As stated by Louisville Presbyterian Theological Seminary, Dr. Hill is “a graduate of Garrett-Evangelical Theological Seminary (Ph.D.) in Evanston, Ill. He also earned degrees from Duke Divinity School (M.Div.; Th.M.), and a Bachelor in Sociology from Morehouse College in Atlanta, Ga…He is co-chair of the consultation for the Theology of Martin Luther King Jr. with the American Academy of Religion.”
Dr. Hill also co-founded the Foundation for Reconciliation and Dialogue with renowned theologian J. Deotis Robert. He is the current president of the foundation and pastor of the historic Greater Good Hope Baptist Church in Louisville, Ky.
The topics that were discussed by Dr. Hill included history repeating itself, the concern of people losing that personal connection through social networks and the uncomfortable use of the word race along with the presidency of Barack Obama.
Mr. Jeremy Tate, who is an author and social commentator, shared a poem he wrote titled The Blackness. Tate has a book titled Heaven and Hell and Eating Too Many Lemon Heads, which is a collection of poetry and artwork done by Barbara Baca. He has appeared on with host Angie Wright-Rheaves and he has written for a number of websites including and Rolling Out Magazine.
Tate has been pursuing his writing career for three years now. When asked of what Tate did to prepare for this lyceum he stated, “I practiced breathing some. First time I ever read my poetry aloud to so many people. College kids are intimidating.”
In addition, Tate shared that within his career he most enjoys the “freedom to express myself as honestly as possible. Writing consistently presents that freedom as a joy and a challenge.”
The event was co-sponsored by Campus Life, Minority Affairs, Student Support Services, Organization of Black Students, Quadworks and the Urban CEO/MCEO.
Many students and faculty were in attendance including Michelle Currie, director of federal TRIO programs; Vice President and Dean of Students, Dr. Doug Pearson; Dr. Mary Alice Morgan, senior vice provost for service Learning; and Carrie F. Ingoldsby, director of campus life and student involvement.

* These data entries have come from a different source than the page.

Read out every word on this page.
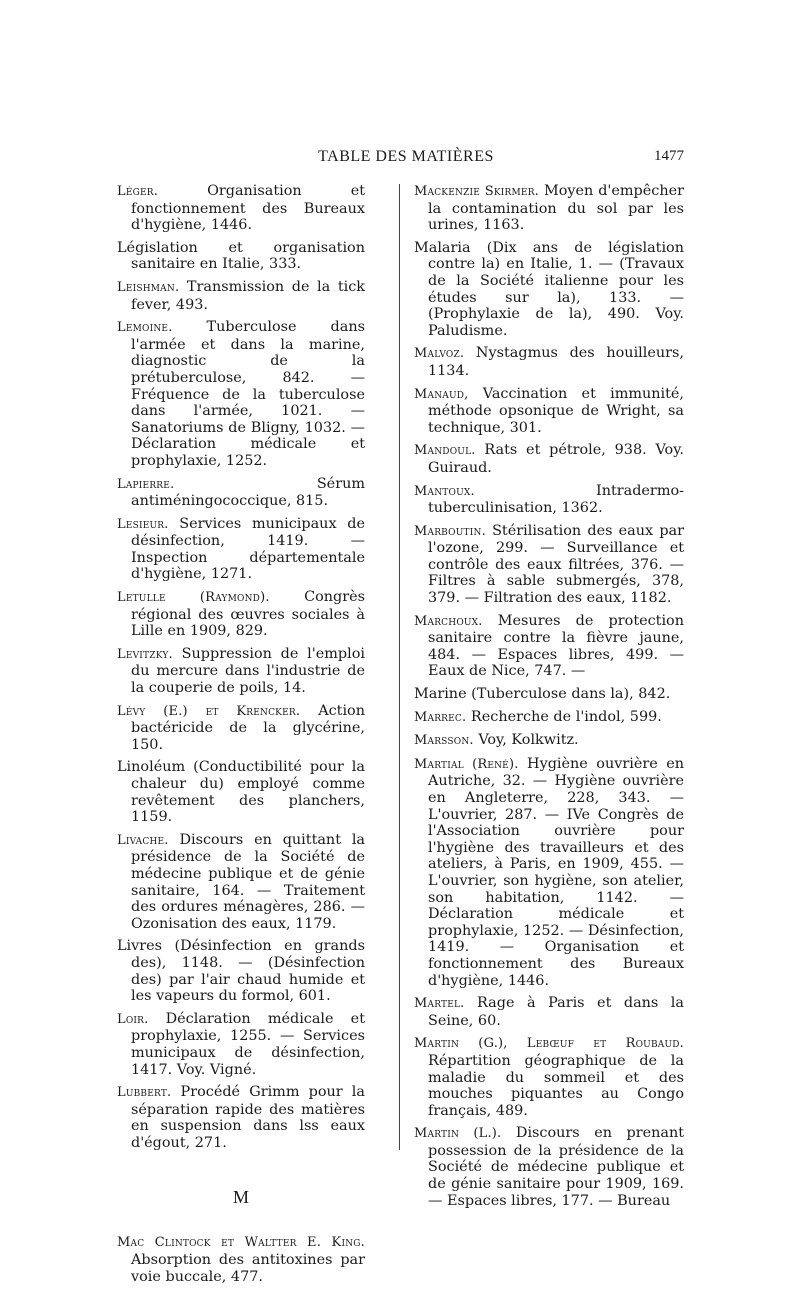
TABLE DES MATIÈRES	1477

Léger. Organisation et fonctionnement des Bureaux d'hygiène, 1446.

Législation et organisation sanitaire en Italie, 333.

Leishman. Transmission de la tick fever, 493.

Lemoine. Tuberculose dans l'armée et dans la marine, diagnostic de la prétuberculose, 842. — Fréquence de la tuberculose dans l'armée, 1021. — Sanatoriums de Bligny, 1032. — Déclaration médicale et prophylaxie, 1252.

Lapierre. Sérum antiméningococcique, 815.

Lesieur. Services municipaux de désinfection, 1419. — Inspection départementale d'hygiène, 1271.

Letulle (Raymond). Congrès régional des œuvres sociales à Lille en 1909, 829.

Levitzky. Suppression de l'emploi du mercure dans l'industrie de la couperie de poils, 14.

Lévy (E.) et Krencker. Action bactéricide de la glycérine, 150.

Linoléum (Conductibilité pour la chaleur du) employé comme revêtement des planchers, 1159.

Livache. Discours en quittant la présidence de la Société de médecine publique et de génie sanitaire, 164. — Traitement des ordures ménagères, 286. — Ozonisation des eaux, 1179.

Livres (Désinfection en grands des), 1148. — (Désinfection des) par l'air chaud humide et les vapeurs du formol, 601.

Loir. Déclaration médicale et prophylaxie, 1255. — Services municipaux de désinfection, 1417. Voy. Vigné.

Lubbert. Procédé Grimm pour la séparation rapide des matières en suspension dans lss eaux d'égout, 271.

M

Mac Clintock et Waltter E. King. Absorption des antitoxines par voie buccale, 477.

Mackenzie Skirmer. Moyen d'empêcher la contamination du sol par les urines, 1163.

Malaria (Dix ans de législation contre la) en Italie, 1. — (Travaux de la Société italienne pour les études sur la), 133. — (Prophylaxie de la), 490. Voy. Paludisme.

Malvoz. Nystagmus des houilleurs, 1134.

Manaud, Vaccination et immunité, méthode opsonique de Wright, sa technique, 301.

Mandoul. Rats et pétrole, 938. Voy. Guiraud.

Mantoux. Intradermo-tuberculinisation, 1362.

Marboutin. Stérilisation des eaux par l'ozone, 299. — Surveillance et contrôle des eaux filtrées, 376. — Filtres à sable submergés, 378, 379. — Filtration des eaux, 1182.

Marchoux. Mesures de protection sanitaire contre la fièvre jaune, 484. — Espaces libres, 499. — Eaux de Nice, 747. —

Marine (Tuberculose dans la), 842.

Marrec. Recherche de l'indol, 599.

Marsson. Voy, Kolkwitz.

Martial (René). Hygiène ouvrière en Autriche, 32. — Hygiène ouvrière en Angleterre, 228, 343. — L'ouvrier, 287. — IVe Congrès de l'Association ouvrière pour l'hygiène des travailleurs et des ateliers, à Paris, en 1909, 455. — L'ouvrier, son hygiène, son atelier, son habitation, 1142. — Déclaration médicale et prophylaxie, 1252. — Désinfection, 1419. — Organisation et fonctionnement des Bureaux d'hygiène, 1446.

Martel. Rage à Paris et dans la Seine, 60.

Martin (G.), Lebœuf et Roubaud. Répartition géographique de la maladie du sommeil et des mouches piquantes au Congo français, 489.

Martin (L.). Discours en prenant possession de la présidence de la Société de médecine publique et de génie sanitaire pour 1909, 169. — Espaces libres, 177. — Bureau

The lecture was followed by a question and answer session with an in-depth discussion of the topics led by Mr. Dominique Johnson, coordinator for the Upward Bound program.
Junior Nakita James shared, “I enjoyed the combination of Dr. Hill and Jeremy Tate. Their linking together for the lecture demonstrates how the fight for racial equality is not just for the older generation. It’s our fight too.”